En Tanzanie, le gouvernement a suspendu pour six mois l’hebdomadaire Mwanahalisi, lui reprochant plusieurs violations de la législation sur les médias. La décision, effective immédiatement, concerne aussi bien la version papier que l’édition numérique du journal.
En Tanzanie, l’hebdomadaire Mwanahalisi fait l’objet d’une suspension pour six mois. La sanction survient après la publication, dans l’édition du 6 au 12 août, d’un article particulièrement sensible. Le journal affirmait que le Vice-président, Emmanuel Nchimbi, refusait de démissionner malgré des pressions exercées au sein du parti au pouvoir, le Chama Cha Mapinduzi (CCM). Selon Mwanahalisi, des désaccords opposaient également le Vice-président à la Présidente Samia Suluhu Hassan.
Pour les autorités, le problème est ailleurs : le journal aurait publié ces informations sans suffisamment vérifier leur véracité et sans rechercher un équilibre contradictoire. Le gouvernement lui reproche notamment de ne pas avoir sollicité Emmanuel Nchimbi avant la publication de l’article.
Une sanction plus lourde en raison de récidives
Dans son communiqué, l’administration tanzanienne chargée de l’information rappelle que Mwanahalisi avait déjà reçu un avertissement en mai pour des manquements similaires. Trois mois plus tard, une nouvelle publication litigieuse aurait donc conduit les autorités à durcir leur réponse. Le journal dispose de 30 jours pour contester la décision.
Mais l’affaire Mwanahalisi ne peut être dissociée de l’histoire mouvementée de ce journal. L’hebdomadaire avait déjà été suspendu en 2017, sous la présidence de John Magufuli, après avoir publié une lettre de lecteur jugée insultante à l’égard du Président et de son gouvernement. L’interdiction avait finalement été levée en 2022 par Samia Suluhu Hassan, avec celles visant trois autres médias.
Les espoirs d’ouverture de Samia Hassan s’étaient pourtant installés
Lorsque Samia Suluhu Hassan a succédé à John Magufuli en 2021, son arrivée au pouvoir avait suscité de réels espoirs de détente. Des restrictions visant les rassemblements politiques avaient été assouplies et plusieurs médias interdits avaient pu reprendre leurs activités. L’Union africaine avait elle-même relevé cette première période d’ouverture, marquée notamment par un assouplissement des restrictions sur les rassemblements politiques et un retour de certains opposants exilés. Mais l’organisation estimait déjà, à la veille des élections de 2025, que cette ouverture avait été de courte durée. Depuis, le climat politique s’est considérablement tendu.

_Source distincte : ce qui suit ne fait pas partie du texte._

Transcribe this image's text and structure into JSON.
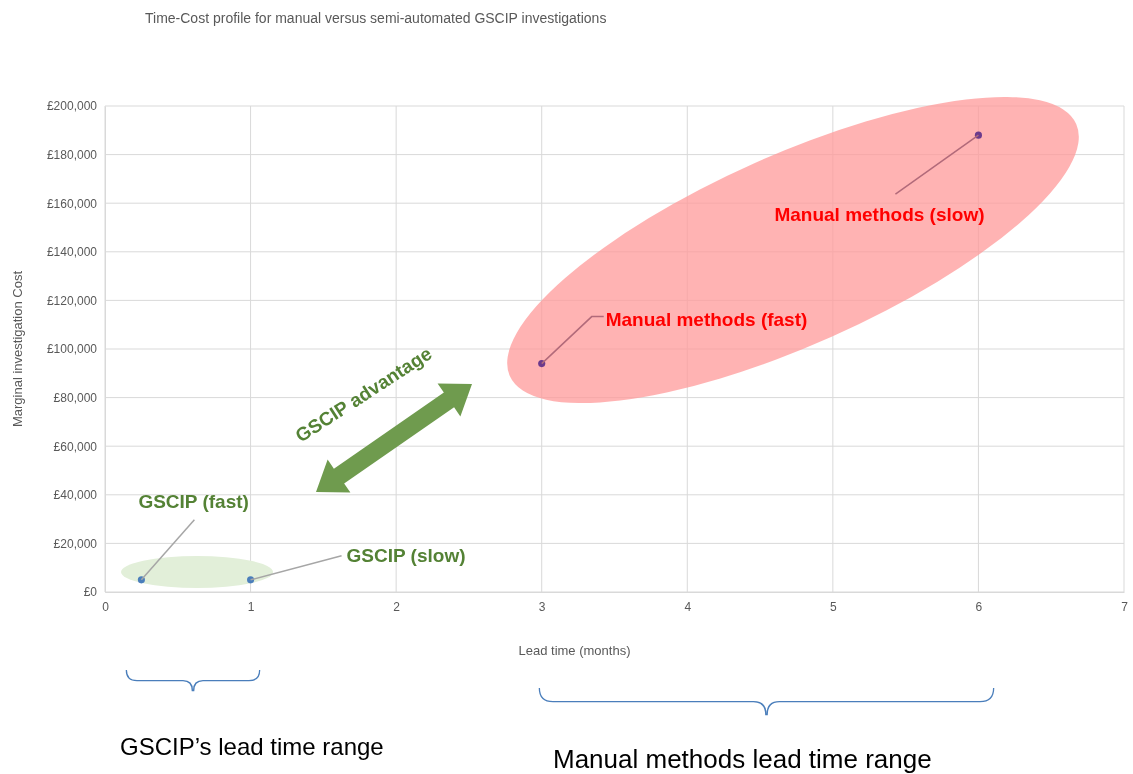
{
  "chart_data": {
    "type": "scatter",
    "title": "Time-Cost profile for manual versus semi-automated GSCIP investigations",
    "xlabel": "Lead time (months)",
    "ylabel": "Marginal investigation Cost",
    "x": [
      0.25,
      1,
      3,
      6
    ],
    "values": [
      5000,
      5000,
      94000,
      188000
    ],
    "colors": [
      "#4a7ebb",
      "#4a7ebb",
      "#6b3a8c",
      "#6b3a8c"
    ],
    "marker": "circle",
    "grid": true,
    "legend": false,
    "xlim": [
      0,
      7
    ],
    "xticks": [
      0,
      1,
      2,
      3,
      4,
      5,
      6,
      7
    ],
    "ylim": [
      0,
      200000
    ],
    "yticks": [
      {
        "value": 0,
        "label": "£0"
      },
      {
        "value": 20000,
        "label": "£20,000"
      },
      {
        "value": 40000,
        "label": "£40,000"
      },
      {
        "value": 60000,
        "label": "£60,000"
      },
      {
        "value": 80000,
        "label": "£80,000"
      },
      {
        "value": 100000,
        "label": "£100,000"
      },
      {
        "value": 120000,
        "label": "£120,000"
      },
      {
        "value": 140000,
        "label": "£140,000"
      },
      {
        "value": 160000,
        "label": "£160,000"
      },
      {
        "value": 180000,
        "label": "£180,000"
      },
      {
        "value": 200000,
        "label": "£200,000"
      }
    ],
    "annotations": [
      {
        "text": "GSCIP (fast)",
        "x": 0.25,
        "y": 5000
      },
      {
        "text": "GSCIP (slow)",
        "x": 1,
        "y": 5000
      },
      {
        "text": "Manual methods (fast)",
        "x": 3,
        "y": 94000
      },
      {
        "text": "Manual methods (slow)",
        "x": 6,
        "y": 188000
      },
      "GSCIP advantage",
      "GSCIP’s lead time range",
      "Manual methods lead time range"
    ]
  }
}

Les élections générales d’octobre 2025, remportées officiellement par Samia Suluhu Hassan avec près de 98 % des voix, ont été marquées par l’exclusion de figures importantes de l’opposition, des restrictions sur les médias et des manifestations violemment réprimées. Les organisations de défense des droits humains ont dénoncé des arrestations arbitraires, des disparitions forcées et un recours excessif à la force contre les manifestants. Human Rights Watch avait estimé que la répression contre l’opposition, les militants et les voix critiques s’était intensifiée dans les mois précédant le scrutin.
Un journal suspendu dans un climat déjà lourd
C’est ce contexte qui donne à la suspension de Mwanahalisi une portée qui dépasse largement le seul article consacré à Emmanuel Nchimbi. Sur le plan strictement réglementaire, les autorités soutiennent que le journal a manqué à ses obligations professionnelles et qu’une publication ne peut diffuser des accusations mettant en cause des responsables publics sans procéder aux vérifications nécessaires. Mais pour les défenseurs de la liberté de la presse, la question est plus large : jusqu’où peut aller le pouvoir tanzanien dans le contrôle de l’information lorsqu’un média enquête sur les tensions internes au sommet de l’État ?
La question se pose dans un pays où le CCM exerce le pouvoir sans interruption depuis l’indépendance en 1961. Dans un système politique où le parti au pouvoir conserve une position ultra-dominante, la presse indépendante constitue l’un des rares espaces permettant de faire entendre des informations et des analyses contradictoires. Après les violences qui ont suivi les élections de 2025 et les critiques internationales sur les libertés publiques, cette nouvelle sanction tombe donc au mauvais moment pour Dar es-Salaam, et semble confirmer le virage autoritaire du pouvoir de Samia Suluhu Hassan.